The Australian Education Union and several secular groups are speaking out about the extension of the school chaplains program.

The 2018 Budget includes $247 million over four years to continue the program that places 3,000 religious chaplains in schools.

The program will have “an enhanced focus on addressing bullying in schools”, according to Budget documents.

The Rationalist Society of Australia says the program “interferes with the right to religious freedom and involves religious discrimination in hiring decisions” because it does not allow for the hiring of secular pastoral care workers.

Australian Education Union president Correna Haythorpe this week said: “We do not support the chaplains program”.

“Our schools need these funds to invest in programs such as school counsellors and student wellbeing programs in schools. We prefer to see that money invested in our schools more broadly,’ she said.
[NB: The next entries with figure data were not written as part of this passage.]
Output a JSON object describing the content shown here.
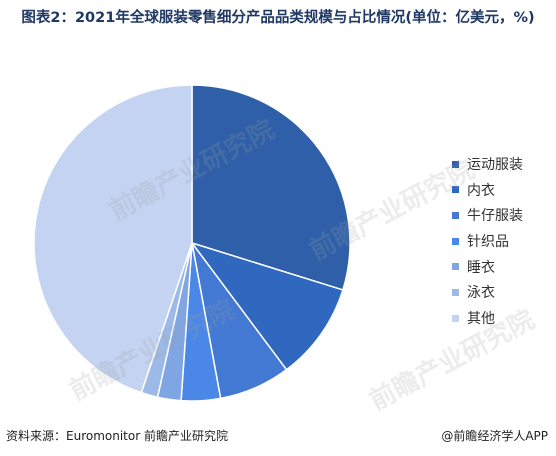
{
  "chart_data": {
    "type": "pie",
    "title": "图表2：2021年全球服装零售细分产品品类规模与占比情况(单位：亿美元，%)",
    "categories": [
      "运动服装",
      "内衣",
      "牛仔服装",
      "针织品",
      "睡衣",
      "泳衣",
      "其他"
    ],
    "values": [
      29.8,
      10.0,
      7.3,
      4.0,
      2.4,
      1.7,
      44.8
    ],
    "colors": [
      "#2e5fa8",
      "#3168bf",
      "#4379d2",
      "#4b87e6",
      "#7fa6e3",
      "#9db9e8",
      "#c3d3f1"
    ],
    "start_angle_deg": 0,
    "direction": "clockwise",
    "legend_position": "right"
  },
  "source_text": "资料来源：Euromonitor 前瞻产业研究院",
  "credit_text": "@前瞻经济学人APP",
  "watermark_text": "前瞻产业研究院"
}
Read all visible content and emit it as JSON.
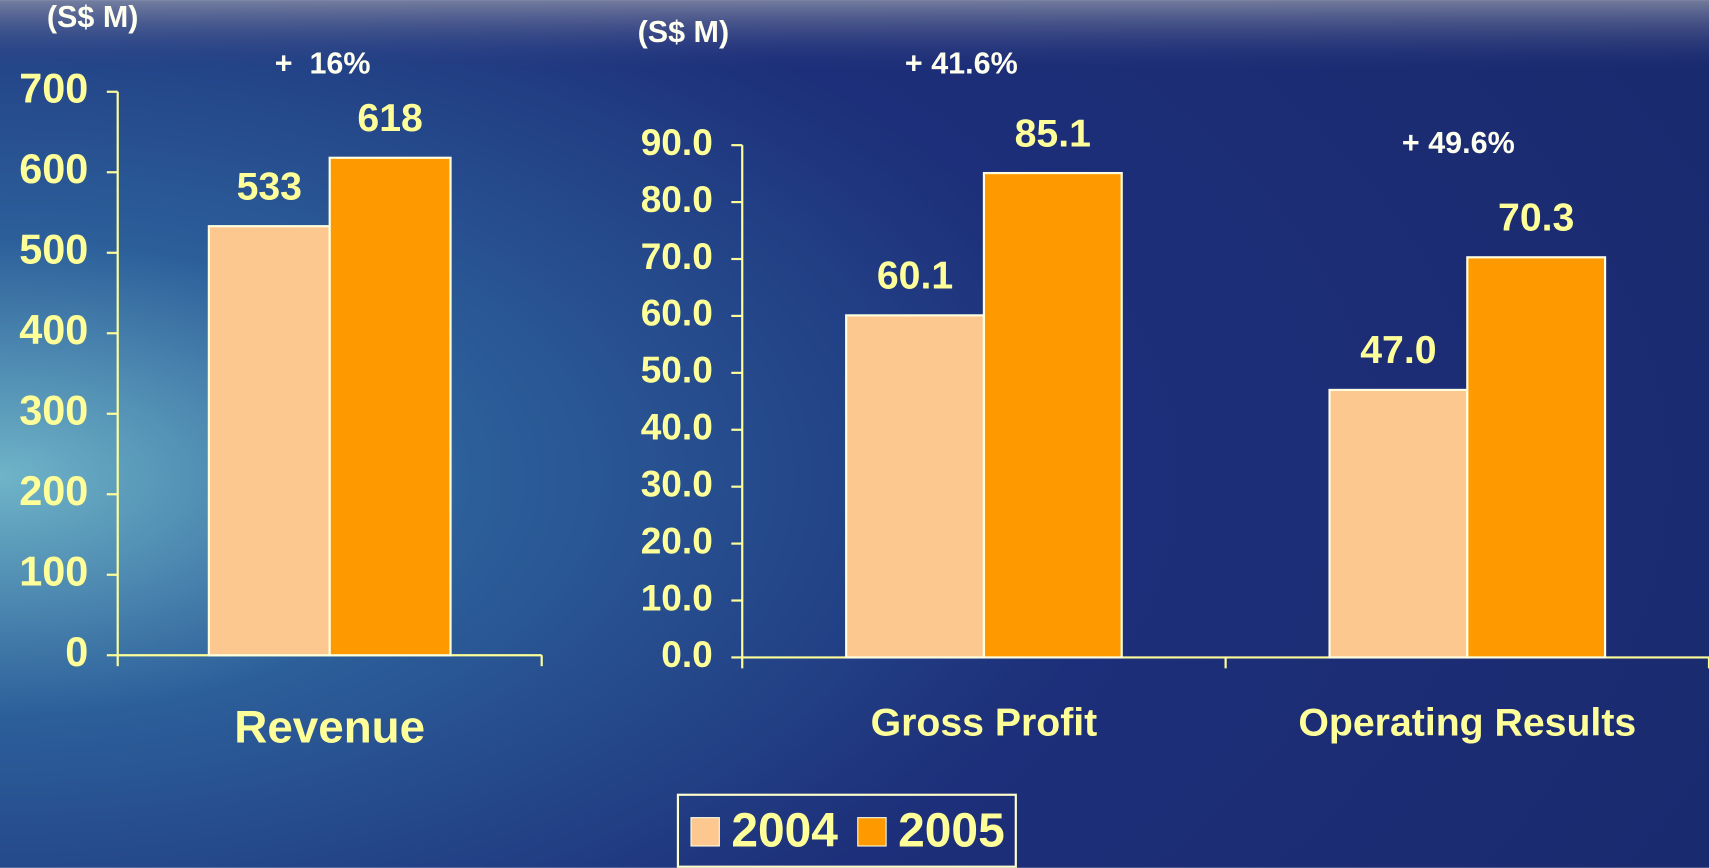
{
  "chart_data": [
    {
      "type": "bar",
      "y_label": "(S$ M)",
      "annotations": [
        "+  16%"
      ],
      "categories": [
        "Revenue"
      ],
      "series": [
        {
          "color": "#fcc890",
          "values": [
            533
          ]
        },
        {
          "color": "#ff9900",
          "values": [
            618
          ]
        }
      ],
      "ylim": [
        0,
        700
      ],
      "yticks": [
        0,
        100,
        200,
        300,
        400,
        500,
        600,
        700
      ]
    },
    {
      "type": "bar",
      "y_label": "(S$ M)",
      "annotations": [
        "+ 41.6%",
        "+ 49.6%"
      ],
      "categories": [
        "Gross Profit",
        "Operating Results"
      ],
      "series": [
        {
          "name": "2004",
          "color": "#fcc890",
          "values": [
            60.1,
            47.0
          ],
          "value_labels": [
            "60.1",
            "47.0"
          ]
        },
        {
          "name": "2005",
          "color": "#ff9900",
          "values": [
            85.1,
            70.3
          ],
          "value_labels": [
            "85.1",
            "70.3"
          ]
        }
      ],
      "ylim": [
        0,
        90
      ],
      "yticks": [
        {
          "value": 0,
          "label": "0.0"
        },
        {
          "value": 10,
          "label": "10.0"
        },
        {
          "value": 20,
          "label": "20.0"
        },
        {
          "value": 30,
          "label": "30.0"
        },
        {
          "value": 40,
          "label": "40.0"
        },
        {
          "value": 50,
          "label": "50.0"
        },
        {
          "value": 60,
          "label": "60.0"
        },
        {
          "value": 70,
          "label": "70.0"
        },
        {
          "value": 80,
          "label": "80.0"
        },
        {
          "value": 90,
          "label": "90.0"
        }
      ],
      "legend": "bottom"
    }
  ]
}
The guidelines allow some groups to apply for a temporary waiver of minimum qualifications when hiring chaplains, but there is no waiver for the requirement that chaplains be recognised by a religious group.

They also allow chaplains to deliver religious instruction when not on chaplaincy hours.

Reports say federal and several state governments have stopped counting the stream complaints about the school chaplains program.

Education Minister Simon Birmingham says he has received “representations from many, many schools around the country, arguing in favour of the continuation of that program”.

The opponents say the minister has ignored “many representations opposing the program and urging, at the very least, that the religious requirement be removed”.